Plans to fight neglected diseases in Africa
Thursday July 29th, 2010
Research on neglected tropical diseases has received a boost thanks to a new 850,000 Euro initiative based in Africa.
Neglected tropical diseases are a group of chronic and disabling infections that affect more than a billion people worldwide, mainly in Africa. People living in remote rural areas, urban slums or conflict zones are at greatest risk.
The African Fellowship Programme on Neglected Tropical Diseases say these tropical diseases are mostly unknown to the wider public and have also been neglected economically.

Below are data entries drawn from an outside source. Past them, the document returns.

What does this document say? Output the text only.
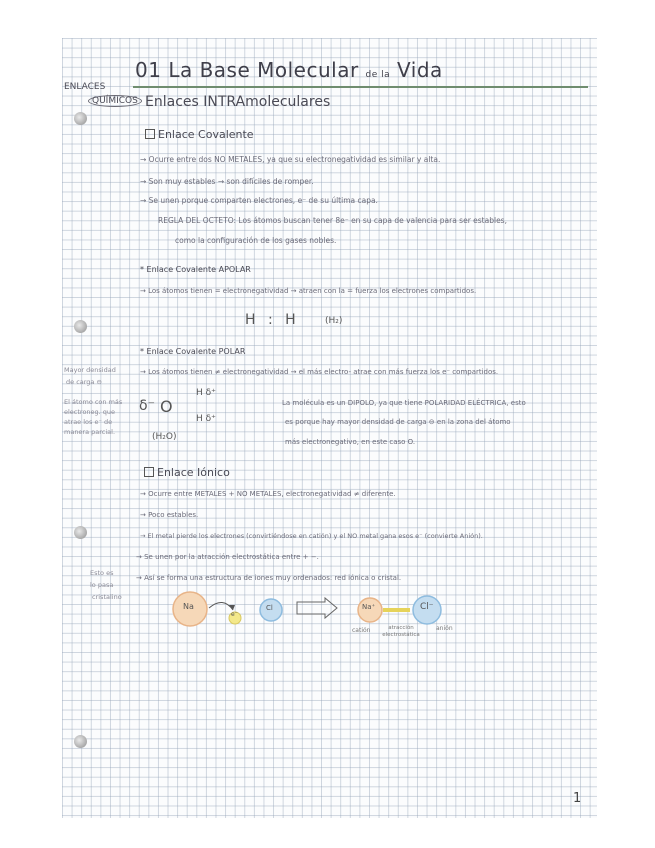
01 La Base Molecular de la Vida
ENLACES
QUÍMICOS Enlaces INTRAmoleculares
Enlace Covalente
→ Ocurre entre dos NO METALES, ya que su electronegatividad es similar y alta.
→ Son muy estables → son difíciles de romper.
→ Se unen porque comparten electrones, e⁻ de su última capa.
REGLA DEL OCTETO: Los átomos buscan tener 8e⁻ en su capa de valencia para ser estables,
como la configuración de los gases nobles.
* Enlace Covalente APOLAR
→ Los átomos tienen = electronegatividad → atraen con la = fuerza los electrones compartidos.
H : H	(H₂)
* Enlace Covalente POLAR
→ Los átomos tienen ≠ electronegatividad → el más electro- atrae con más fuerza los e⁻ compartidos.
Mayor densidad
de carga ⊖
El átomo con más
electroneg. que
atrae los e⁻ de
manera parcial.
δ⁻ O
H δ⁺
H δ⁺
(H₂O)
La molécula es un DIPOLO, ya que tiene POLARIDAD ELÉCTRICA, esto
es porque hay mayor densidad de carga ⊖ en la zona del átomo
más electronegativo, en este caso O.
Enlace Iónico
→ Ocurre entre METALES + NO METALES, electronegatividad ≠ diferente.
→ Poco estables.
→ El metal pierde los electrones (convirtiéndose en catión) y el NO metal gana esos e⁻ (convierte Anión).
→ Se unen por la atracción electrostática entre + −.
→ Así se forma una estructura de iones muy ordenados: red iónica o cristal.
Esto es
lo pasa
cristalino
Na
e⁻
Cl	Na⁺	Cl⁻
catión	atracción electrostática
anión
1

In addition to their negative impact on health, the diseases contribute to "an ongoing cycle of poverty and stigma that leaves people unable to work, go to school or participate in family and community life", say the experts.
Such diseases include bilharzia, elephantiasis, worms, diarrhoea and sleeping sickness.
This new initiative is a joint effort by five European foundations including the Nuffield Foundation. They identified neglected tropical disease control as "an untapped development opportunity to alleviate poverty in the world's poorest populations and make a direct impact on the achievement of the Millennium Development Goals".
The initiative, "Neglected Communicable Tropical Diseases and Related Public Health Research", aims to strengthen research in Africa by increasing funding for research institutions.
Co-ordinator, Professor Bernhard Fleischer of the Bernhard-Nocht Institute for Tropical Medicine in Hamburg, Germany, said: "It is still difficult for African scientists to enter an academic career and to develop their own projects in their countries of origin.
"This initiative makes it possible for them to conduct independent research in their own countries on a topic which is so vital to the African continent."